Katy: I didn’t realize how hard it would be for me to accept emotionally. For a while there I was having an issue with the whole idea of a stranger’s sperm mixed with my own eggs and inserted into my body. I would be having a baby with someone I’ve never met!

That was really hard to accept. I changed my donor twice. I kept having little issues with the first two donors. It seemed like nitpicky stuff, but I think part of it was my process of getting comfortable with using a donor.  The first time I selected a donor, I was not ready yet. I started my IVF cycle before I had even picked out a donor, which is not a good idea. I didn’t realize how much there was to process emotionally. Ultimately I had to accept my circumstances. Okay, I thought, these are my choices: I can use a sperm donor, I can adopt or take my chances that a relationship will work out where we have children together. I finally reached a point where I felt like I not only needed to move on it but I was ready to.

I learned over time that I had to reframe how I thought of this donor, so that I could feel comfortable with it because I knew in my heart it was important to me to have a genetic child. If I couldn’t have a genetic child I would happily adopt or foster, but I had those frozen eggs waiting for me giving me the chance for a genetic child.

I was also focused on finding a cryobank with a low family limit. When you use a donor through a cryobank they have limits on how many families they sell one donor’s sperm to. The average U.S. limit is 25 families which could easily mean 50 kids per donor, sometimes more. And there’s no great monitoring system in the U.S. The scary part about using an unknown donor is not knowing how many half siblings exist and wanting to make sure your child won’t become romantically involved with a half sibling one day.

There is a network called the Donor Sibling Registry. They set up an international registry for donor-conceived kids to connect with other kids conceived by the same donor. The parents can find out about any genetic health problems other half siblings may have. It’s also a good way to see how many other half siblings are out there and where they live. A lot of these extended families are getting together and having their own family reunions. When I was first reading about this, I was thinking, there’s something kind of cool about this… these extended families.

MS: What characteristics did you look for in selecting a donor?

Katy: Someone who has a clean medical record, no history of cancer in his family, is well educated, seems like a warm-hearted good person, has a similar ancestral background to mine and is attractive.
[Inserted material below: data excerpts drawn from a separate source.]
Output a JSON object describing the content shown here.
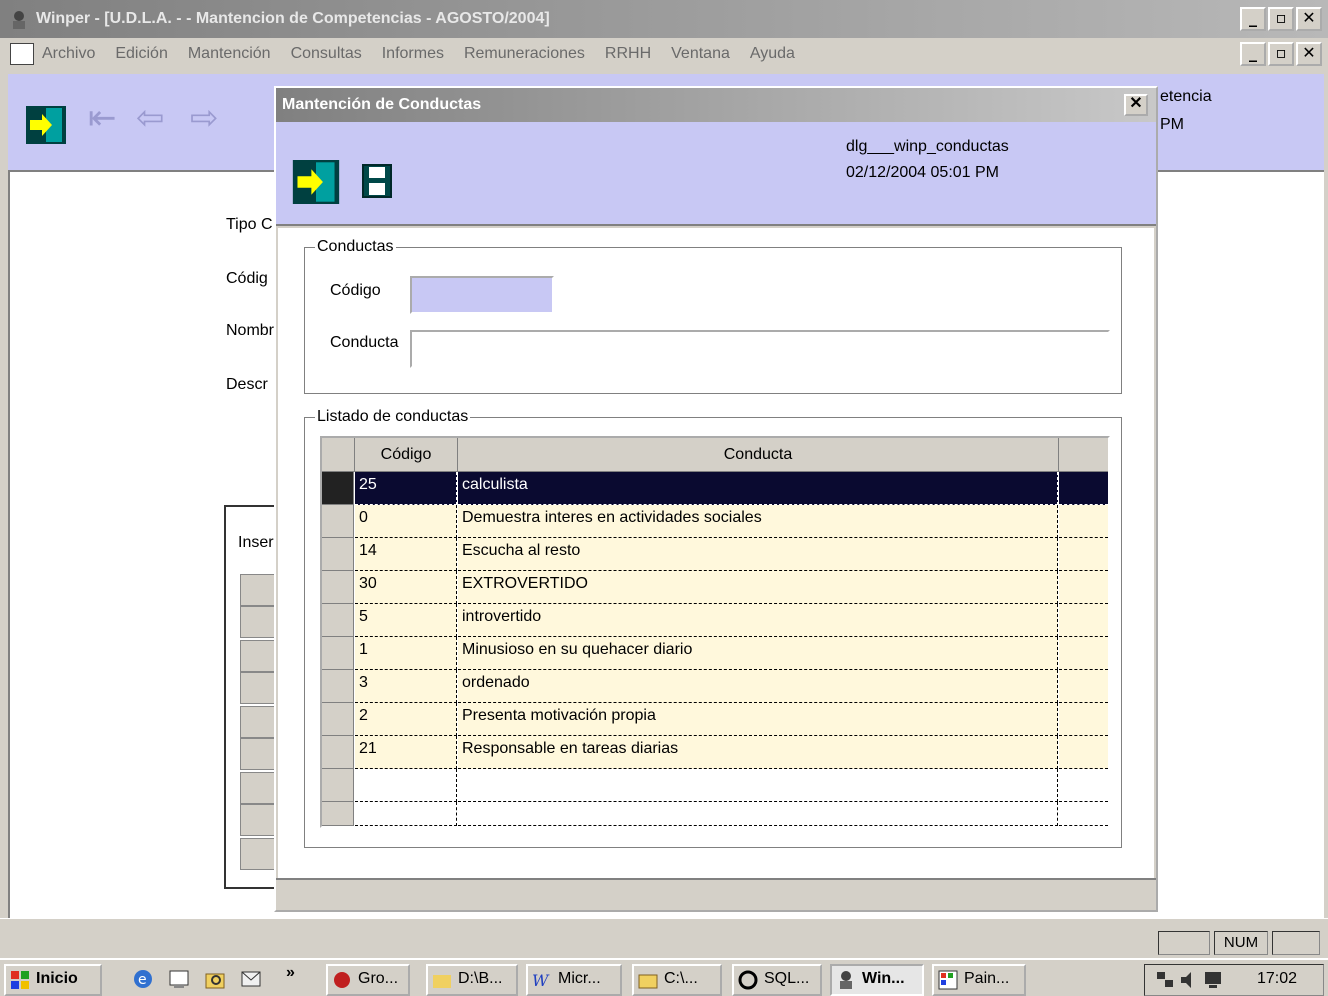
{
  "window": {
    "title": "Winper - [U.D.L.A. -  - Mantencion de Competencias - AGOSTO/2004]"
  },
  "menu": [
    "Archivo",
    "Edición",
    "Mantención",
    "Consultas",
    "Informes",
    "Remuneraciones",
    "RRHH",
    "Ventana",
    "Ayuda"
  ],
  "background": {
    "labels": {
      "tipo": "Tipo C",
      "codigo": "Códig",
      "nombre": "Nombr",
      "descr": "Descr",
      "insert": "Inser"
    },
    "right_text": {
      "line1": "etencia",
      "line2": "PM"
    }
  },
  "dialog": {
    "title": "Mantención de Conductas",
    "object_name": "dlg___winp_conductas",
    "timestamp": "02/12/2004 05:01 PM",
    "group1": "Conductas",
    "codigo_label": "Código",
    "conducta_label": "Conducta",
    "codigo_value": "",
    "conducta_value": "",
    "group2": "Listado de conductas",
    "table": {
      "headers": [
        "Código",
        "Conducta"
      ],
      "rows": [
        {
          "codigo": "25",
          "conducta": "calculista"
        },
        {
          "codigo": "0",
          "conducta": "Demuestra interes en actividades sociales"
        },
        {
          "codigo": "14",
          "conducta": "Escucha al resto"
        },
        {
          "codigo": "30",
          "conducta": "EXTROVERTIDO"
        },
        {
          "codigo": "5",
          "conducta": "introvertido"
        },
        {
          "codigo": "1",
          "conducta": "Minusioso en su quehacer diario"
        },
        {
          "codigo": "3",
          "conducta": "ordenado"
        },
        {
          "codigo": "2",
          "conducta": "Presenta motivación propia"
        },
        {
          "codigo": "21",
          "conducta": "Responsable en tareas diarias"
        }
      ]
    }
  },
  "status": {
    "num": "NUM"
  },
  "taskbar": {
    "start": "Inicio",
    "chevron": "»",
    "buttons": [
      "Gro...",
      "D:\\B...",
      "Micr...",
      "C:\\...",
      "SQL...",
      "Win...",
      "Pain..."
    ],
    "clock": "17:02"
  },
  "colors": {
    "header_bg": "#c8c8f4",
    "row_bg": "#fff8dc",
    "selected_row": "#0a0a30"
  }
}
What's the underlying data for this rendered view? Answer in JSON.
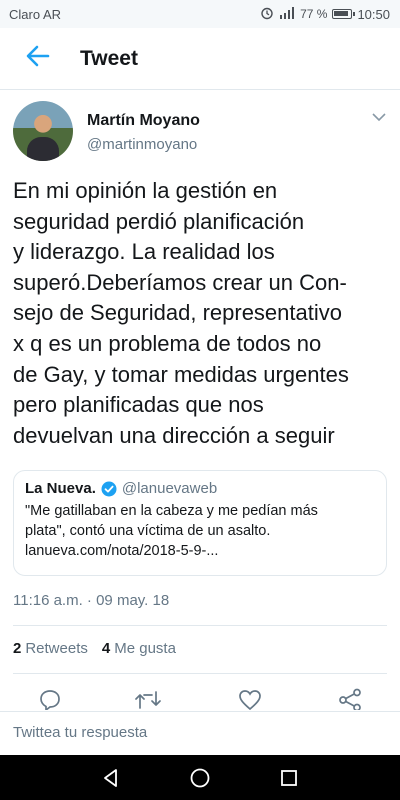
{
  "status_bar": {
    "carrier": "Claro AR",
    "signal": "ᴴᴳ",
    "battery_percent": "77 %",
    "time": "10:50"
  },
  "header": {
    "title": "Tweet",
    "back_icon": "arrow-left-icon"
  },
  "tweet": {
    "author_name": "Martín Moyano",
    "author_handle": "@martinmoyano",
    "text_lines": [
      "En mi opinión la gestión en",
      "seguridad perdió planificación",
      "y liderazgo. La realidad los",
      "superó.Deberíamos crear un Con-",
      "sejo de Seguridad, representativo",
      "x q es un problema de todos no",
      "de Gay, y tomar medidas urgentes",
      "pero planificadas que nos",
      "devuelvan una dirección a seguir"
    ],
    "timestamp": "11:16 a.m. · 09 may. 18"
  },
  "quote": {
    "name": "La Nueva.",
    "handle": "@lanuevaweb",
    "body_lines": [
      "\"Me gatillaban en la cabeza y me pedían más",
      "plata\", contó una víctima de un asalto.",
      "lanueva.com/nota/2018-5-9-..."
    ]
  },
  "stats": {
    "retweets_count": "2",
    "retweets_label": "Retweets",
    "likes_count": "4",
    "likes_label": "Me gusta"
  },
  "reply": {
    "placeholder": "Twittea tu respuesta"
  },
  "colors": {
    "accent": "#1da1f2",
    "secondary_text": "#657786",
    "border": "#e1e8ed"
  },
  "icons": [
    "alarm-icon",
    "signal-icon",
    "battery-icon",
    "verified-badge-icon",
    "reply-icon",
    "retweet-icon",
    "like-icon",
    "share-icon",
    "nav-back-icon",
    "nav-home-icon",
    "nav-recents-icon"
  ]
}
And these are all qualities that my current donor has.

The first donor I picked out looked like my ex-boyfriend, and initially I liked that. But I ultimately became worried about looking at my child and seeing my ex-boyfriend in his face, so that was one reason I changed to a new donor.

Ideally, I wanted someone who was not just doing this for the money but also wanted to help people conceive. Of course, money is what drives someone to do this so that was hard to find. These guys are mostly college students, my guy was a law school student. He was an accountant preparing for the bar when he donated.

His spirit was the thing that made him stand out against the others. He sounded like someone I would naturally be attracted to.

He was also compassionate. He spent a summer in Costa Rica saving sea turtle eggs. I got to witness sea turtles laying eggs when I was in Costa Rica, and it’s really magical. There’s this whole thing about sea turtles returning to the beach where they were born to lay their own eggs. My point is something that seemed magical to me was important to him, so that drew me to him.

I was left with a good feeling about him, I stopped questioning what I was doing and felt comfortable using his donated sperm.